Queenstown and Arrowtown were among the Department of Health’s new Covid-19 sites of interest over the weekend.

The ministry advised on Saturday that anyone who had been in a place of interest during the specified hours should monitor themselves for symptoms of Covid-19 for 10 days after exposure.

If symptoms developed, people were told to get tested and stay home until a negative test result was returned.

Remarkable Sweet Shop, in Arrowtown, was visited last Monday between 1 and 1:20 p.m.

Patrons of Thai Restaurant Queenstown were notified of a potential exposure the same day between 9 and 10 p.m.

Finally, Queenstown Airport was visited between 4 p.m. and 9 p.m. on Tuesday.

All were considered casual contacts.

Queenstown Airport Corporation acting chief executive Andrew Williamson reiterated the department’s advice to those at the airport during the five-hour potential exposure window last week.

The airport was operating under the Orange setting in the traffic light system and following ministry guidelines for airport terminals, he said.

Queenstown Lakes Mayor Jim Boult said the district has prepared for the challenges posed by Covid-19 and places of interest are expected to crop up.

“That’s exactly what we thought could happen,” Mr Boult said.

There had been communications with the Southern District Health Board before Christmas to ensure there was sufficient testing and isolation capacity and that people could be moved out of town if needed, he said.
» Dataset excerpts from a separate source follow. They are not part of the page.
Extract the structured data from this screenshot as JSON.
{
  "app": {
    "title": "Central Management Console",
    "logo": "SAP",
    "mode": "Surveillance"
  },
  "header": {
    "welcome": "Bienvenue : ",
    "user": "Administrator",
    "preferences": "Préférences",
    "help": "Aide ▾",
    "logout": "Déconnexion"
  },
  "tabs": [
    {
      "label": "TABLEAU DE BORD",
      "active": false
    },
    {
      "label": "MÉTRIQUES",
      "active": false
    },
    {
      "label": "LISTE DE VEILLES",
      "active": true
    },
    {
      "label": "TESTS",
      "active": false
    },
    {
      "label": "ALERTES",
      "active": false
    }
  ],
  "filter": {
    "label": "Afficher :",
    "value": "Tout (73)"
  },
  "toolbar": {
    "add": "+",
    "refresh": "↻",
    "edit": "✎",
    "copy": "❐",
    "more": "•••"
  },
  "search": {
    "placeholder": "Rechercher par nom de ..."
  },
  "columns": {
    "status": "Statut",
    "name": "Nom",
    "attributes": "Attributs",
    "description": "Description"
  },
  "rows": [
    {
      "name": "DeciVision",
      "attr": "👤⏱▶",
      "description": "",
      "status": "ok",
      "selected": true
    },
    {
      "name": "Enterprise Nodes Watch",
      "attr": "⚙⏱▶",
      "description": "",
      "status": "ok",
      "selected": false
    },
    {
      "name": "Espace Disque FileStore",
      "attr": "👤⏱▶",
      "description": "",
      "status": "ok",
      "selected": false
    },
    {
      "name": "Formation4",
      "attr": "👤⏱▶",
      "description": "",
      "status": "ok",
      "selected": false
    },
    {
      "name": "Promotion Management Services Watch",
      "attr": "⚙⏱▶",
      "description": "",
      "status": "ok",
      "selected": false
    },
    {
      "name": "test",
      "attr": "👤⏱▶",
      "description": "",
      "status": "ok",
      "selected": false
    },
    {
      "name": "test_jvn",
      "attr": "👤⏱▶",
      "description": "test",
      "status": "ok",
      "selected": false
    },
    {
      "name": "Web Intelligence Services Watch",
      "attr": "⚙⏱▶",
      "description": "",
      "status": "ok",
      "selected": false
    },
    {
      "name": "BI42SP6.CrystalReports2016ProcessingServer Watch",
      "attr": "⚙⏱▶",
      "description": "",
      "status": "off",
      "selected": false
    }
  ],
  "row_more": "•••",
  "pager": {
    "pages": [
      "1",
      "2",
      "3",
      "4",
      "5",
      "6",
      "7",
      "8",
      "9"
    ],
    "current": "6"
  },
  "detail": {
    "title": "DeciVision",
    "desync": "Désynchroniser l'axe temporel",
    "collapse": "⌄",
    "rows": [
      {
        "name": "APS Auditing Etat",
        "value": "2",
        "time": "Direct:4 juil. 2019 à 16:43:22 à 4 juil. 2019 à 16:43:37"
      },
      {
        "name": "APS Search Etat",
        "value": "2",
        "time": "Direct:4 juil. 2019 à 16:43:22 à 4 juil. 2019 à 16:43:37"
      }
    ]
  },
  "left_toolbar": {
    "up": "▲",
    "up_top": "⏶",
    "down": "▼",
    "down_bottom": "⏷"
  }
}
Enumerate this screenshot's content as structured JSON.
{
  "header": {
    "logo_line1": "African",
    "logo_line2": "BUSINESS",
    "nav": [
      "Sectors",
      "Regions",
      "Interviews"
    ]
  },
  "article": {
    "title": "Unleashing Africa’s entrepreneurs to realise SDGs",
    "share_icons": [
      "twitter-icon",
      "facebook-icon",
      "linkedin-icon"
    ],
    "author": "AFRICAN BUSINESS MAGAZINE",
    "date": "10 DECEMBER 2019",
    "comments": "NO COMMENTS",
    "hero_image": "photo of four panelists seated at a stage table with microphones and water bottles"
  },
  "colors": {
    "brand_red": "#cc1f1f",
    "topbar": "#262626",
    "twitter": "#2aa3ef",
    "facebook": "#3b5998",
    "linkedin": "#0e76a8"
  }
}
University of Otago epidemiologist Professor Michael Baker said New Zealand’s experience with the Delta variant of the virus had been remarkable.

There had been a steady decline in cases and hospital admissions in the current outbreak for eight weeks.

Most of the Delta Variant transmission lines in New Zealand have been removed, Prof Baker said.

”That’s certainly the case in the South Island.

“And that tells us that he can be eliminated. ”

Meanwhile, it was confirmed yesterday that an infected managed isolation and quarantine worker in Auckland, who had been in the Auckland community, was infected with the newer and more contagious Omicron variant.

The ministry has released seven places of interest, including two bus routes that have been identified as high risk.

Professor Baker would not be determined which variant would be detected first in the southern region, but he said the consensus was that Omicron would spread very widely at some point over the next few months.

Without modification of the current planning, the borders would be opened gradually from next month.

The variant, under these circumstances, would arrive quickly and spread quickly, he said.

The World Health Organization estimated that Omicron would infect half the people in Europe over the next two months, he said.

If the virus were to spread that quickly here, it would overwhelm the country’s contact tracing.

“It’s so unpredictable with Omicron. The problem we have at the moment is that we have over 300 active cases at MIQ; we’ve never had a fraction of that number before.

“Really, given how contagious it is, just on the balance of probability, we’re going to have an outbreak pretty soon.

”I don’t think anyone can be more specific than that; you cannot predict the future.”

– There were 25 new cases of Covid-19 in the community yesterday and 43 at MIQ. On Saturday, 29 new community cases were reported and there were 25 new cases at MIQ.

– A new cohort of New Zealanders are eligible for inoculation today. Children aged 5 to 11 can now receive their first dose of the vaccine.